Após sair da sua consulta tinha chegado finalmente a minha vez, entrei no gabinete, disse bom dia e sentei-me, a senhora enfermeira responde-me do seguinte modo: ”Está a ver aquele auxiliar que acabou de sair? É psicólogo, tem 50 anos e vai começar a trabalhar aqui”.

Devo confessar que não estava preparado para aquilo e senti um nó na garganta. Divaguei sobre o assunto com a enfermeira: o que levará um homem licenciado aos 50 anos a trabalhar como auxiliar de acção médica num hospital? A resposta é óbvia pensámos os dois, provavelmente tem família e como todos os pais não quer que nada falte em casa e em nome deles estará disposto a qualquer sacrifício.
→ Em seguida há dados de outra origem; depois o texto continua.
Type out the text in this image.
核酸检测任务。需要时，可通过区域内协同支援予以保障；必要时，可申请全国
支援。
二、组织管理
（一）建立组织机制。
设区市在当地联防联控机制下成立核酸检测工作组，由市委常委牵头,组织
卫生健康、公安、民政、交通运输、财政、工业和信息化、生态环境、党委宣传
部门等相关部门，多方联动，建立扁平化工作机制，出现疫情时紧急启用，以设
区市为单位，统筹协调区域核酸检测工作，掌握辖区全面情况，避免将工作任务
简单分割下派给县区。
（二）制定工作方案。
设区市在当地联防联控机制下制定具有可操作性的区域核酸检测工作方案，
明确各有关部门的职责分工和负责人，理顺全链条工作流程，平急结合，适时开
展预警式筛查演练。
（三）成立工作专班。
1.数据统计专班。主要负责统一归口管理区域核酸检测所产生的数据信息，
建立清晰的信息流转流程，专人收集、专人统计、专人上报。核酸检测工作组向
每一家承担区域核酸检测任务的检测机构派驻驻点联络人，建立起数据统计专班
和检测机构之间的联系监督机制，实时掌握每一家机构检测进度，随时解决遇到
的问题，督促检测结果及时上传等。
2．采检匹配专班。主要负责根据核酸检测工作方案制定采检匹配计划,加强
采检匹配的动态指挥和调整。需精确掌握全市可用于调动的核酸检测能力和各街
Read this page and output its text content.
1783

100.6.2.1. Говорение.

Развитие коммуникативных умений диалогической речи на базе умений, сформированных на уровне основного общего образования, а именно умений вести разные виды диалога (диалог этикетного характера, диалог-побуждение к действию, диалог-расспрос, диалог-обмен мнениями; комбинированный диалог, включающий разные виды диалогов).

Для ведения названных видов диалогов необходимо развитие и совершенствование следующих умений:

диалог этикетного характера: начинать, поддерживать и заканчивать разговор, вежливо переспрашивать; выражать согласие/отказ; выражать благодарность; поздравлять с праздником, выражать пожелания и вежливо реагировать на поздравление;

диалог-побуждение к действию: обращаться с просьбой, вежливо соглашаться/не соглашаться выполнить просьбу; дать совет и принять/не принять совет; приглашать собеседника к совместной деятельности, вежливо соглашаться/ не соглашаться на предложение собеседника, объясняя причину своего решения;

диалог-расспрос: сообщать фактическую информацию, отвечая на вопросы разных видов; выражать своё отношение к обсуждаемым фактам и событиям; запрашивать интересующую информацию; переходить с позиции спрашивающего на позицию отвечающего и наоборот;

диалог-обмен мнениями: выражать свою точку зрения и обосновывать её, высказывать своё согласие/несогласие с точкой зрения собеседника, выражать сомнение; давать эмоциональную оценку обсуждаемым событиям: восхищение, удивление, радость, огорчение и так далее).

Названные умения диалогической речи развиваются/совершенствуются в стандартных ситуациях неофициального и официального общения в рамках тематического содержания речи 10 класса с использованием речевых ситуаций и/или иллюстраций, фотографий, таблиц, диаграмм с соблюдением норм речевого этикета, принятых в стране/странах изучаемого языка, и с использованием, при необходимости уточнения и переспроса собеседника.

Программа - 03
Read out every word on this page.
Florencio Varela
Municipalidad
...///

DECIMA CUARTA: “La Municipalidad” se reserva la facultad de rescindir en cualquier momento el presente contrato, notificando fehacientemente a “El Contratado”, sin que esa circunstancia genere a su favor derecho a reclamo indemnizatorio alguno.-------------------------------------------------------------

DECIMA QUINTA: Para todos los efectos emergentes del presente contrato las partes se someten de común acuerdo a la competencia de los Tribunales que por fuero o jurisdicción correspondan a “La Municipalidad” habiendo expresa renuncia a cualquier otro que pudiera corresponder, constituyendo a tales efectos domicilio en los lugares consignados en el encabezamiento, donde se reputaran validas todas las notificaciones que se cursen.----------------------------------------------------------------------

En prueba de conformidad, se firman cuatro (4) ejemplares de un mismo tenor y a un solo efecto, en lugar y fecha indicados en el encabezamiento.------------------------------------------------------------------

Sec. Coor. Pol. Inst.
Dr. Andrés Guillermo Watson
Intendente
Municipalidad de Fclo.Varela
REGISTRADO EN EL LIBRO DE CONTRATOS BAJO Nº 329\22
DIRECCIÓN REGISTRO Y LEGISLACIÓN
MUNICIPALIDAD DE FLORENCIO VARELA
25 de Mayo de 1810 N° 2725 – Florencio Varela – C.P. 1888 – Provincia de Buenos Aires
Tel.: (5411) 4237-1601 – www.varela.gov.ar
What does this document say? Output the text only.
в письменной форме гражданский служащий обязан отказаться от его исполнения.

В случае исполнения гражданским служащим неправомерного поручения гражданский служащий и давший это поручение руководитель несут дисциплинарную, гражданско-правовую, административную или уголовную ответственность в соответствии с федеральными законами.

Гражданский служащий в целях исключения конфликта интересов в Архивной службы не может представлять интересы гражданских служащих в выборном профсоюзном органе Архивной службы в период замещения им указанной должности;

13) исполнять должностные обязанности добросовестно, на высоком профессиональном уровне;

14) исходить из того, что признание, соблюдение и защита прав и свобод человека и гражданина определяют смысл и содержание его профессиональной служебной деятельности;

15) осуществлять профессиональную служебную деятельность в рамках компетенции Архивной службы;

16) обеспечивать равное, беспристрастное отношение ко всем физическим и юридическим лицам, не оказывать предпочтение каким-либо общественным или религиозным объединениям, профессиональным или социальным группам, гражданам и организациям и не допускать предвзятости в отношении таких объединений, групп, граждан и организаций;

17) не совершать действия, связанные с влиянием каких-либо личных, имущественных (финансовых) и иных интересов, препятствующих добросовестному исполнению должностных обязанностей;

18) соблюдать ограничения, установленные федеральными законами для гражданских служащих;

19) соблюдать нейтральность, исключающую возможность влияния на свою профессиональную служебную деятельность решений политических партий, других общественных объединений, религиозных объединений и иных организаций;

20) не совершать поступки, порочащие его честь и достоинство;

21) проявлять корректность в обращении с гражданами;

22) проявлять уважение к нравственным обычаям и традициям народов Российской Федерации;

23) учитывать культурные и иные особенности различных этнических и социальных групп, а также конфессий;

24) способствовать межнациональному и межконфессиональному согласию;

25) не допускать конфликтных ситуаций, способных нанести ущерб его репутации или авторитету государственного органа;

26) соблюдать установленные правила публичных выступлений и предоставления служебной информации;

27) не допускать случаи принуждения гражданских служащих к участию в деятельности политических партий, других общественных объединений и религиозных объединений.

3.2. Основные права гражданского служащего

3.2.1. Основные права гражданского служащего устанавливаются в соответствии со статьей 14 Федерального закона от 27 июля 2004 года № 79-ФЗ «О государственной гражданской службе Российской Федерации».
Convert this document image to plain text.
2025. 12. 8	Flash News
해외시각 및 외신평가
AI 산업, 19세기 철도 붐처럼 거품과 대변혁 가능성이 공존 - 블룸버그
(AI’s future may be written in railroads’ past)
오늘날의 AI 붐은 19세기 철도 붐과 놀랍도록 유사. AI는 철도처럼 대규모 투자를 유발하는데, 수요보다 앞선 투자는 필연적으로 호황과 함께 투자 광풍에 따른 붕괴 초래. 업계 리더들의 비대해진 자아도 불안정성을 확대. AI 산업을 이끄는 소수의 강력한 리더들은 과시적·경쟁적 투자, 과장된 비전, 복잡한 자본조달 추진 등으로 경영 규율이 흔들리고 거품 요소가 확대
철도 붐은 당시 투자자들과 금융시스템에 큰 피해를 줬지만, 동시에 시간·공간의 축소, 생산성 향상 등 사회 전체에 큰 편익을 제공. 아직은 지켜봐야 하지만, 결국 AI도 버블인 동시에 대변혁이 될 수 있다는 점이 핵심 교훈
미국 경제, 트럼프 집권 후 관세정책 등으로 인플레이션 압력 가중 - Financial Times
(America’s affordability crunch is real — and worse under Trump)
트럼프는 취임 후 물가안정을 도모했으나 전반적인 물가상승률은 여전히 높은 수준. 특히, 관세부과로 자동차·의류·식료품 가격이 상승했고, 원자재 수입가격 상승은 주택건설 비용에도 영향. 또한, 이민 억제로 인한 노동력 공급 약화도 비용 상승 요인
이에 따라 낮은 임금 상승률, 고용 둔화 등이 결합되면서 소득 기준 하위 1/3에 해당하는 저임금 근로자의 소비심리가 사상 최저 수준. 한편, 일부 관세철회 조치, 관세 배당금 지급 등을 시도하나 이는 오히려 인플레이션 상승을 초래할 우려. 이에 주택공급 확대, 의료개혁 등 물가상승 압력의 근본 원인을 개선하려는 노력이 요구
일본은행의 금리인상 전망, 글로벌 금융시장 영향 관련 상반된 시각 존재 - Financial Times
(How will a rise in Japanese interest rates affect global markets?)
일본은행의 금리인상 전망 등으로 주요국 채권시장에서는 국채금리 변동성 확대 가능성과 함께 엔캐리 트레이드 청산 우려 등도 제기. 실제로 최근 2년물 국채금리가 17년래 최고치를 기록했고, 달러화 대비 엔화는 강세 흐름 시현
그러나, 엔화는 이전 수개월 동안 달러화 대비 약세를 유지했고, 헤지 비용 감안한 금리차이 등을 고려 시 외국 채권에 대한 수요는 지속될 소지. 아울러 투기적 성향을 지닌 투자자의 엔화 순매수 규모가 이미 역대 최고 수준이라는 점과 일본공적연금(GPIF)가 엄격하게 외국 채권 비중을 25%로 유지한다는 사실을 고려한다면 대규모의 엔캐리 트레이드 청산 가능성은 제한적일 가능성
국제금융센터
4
Infelizmente para este homem, não existe um Mário Nogueira ou uma Rosário Gama sempre tão solícitos na defesa dos seus grupos de interesse, que levante a voz na defesa destas pessoas, desempregados de longa duração que se sujeitam a todo o tipo de trabalhos mesmo que sejam muito abaixo das suas habilitações, que já não têm direito ao subsídio de desemprego, que não se resignam a um rendimento mínimo de inserção.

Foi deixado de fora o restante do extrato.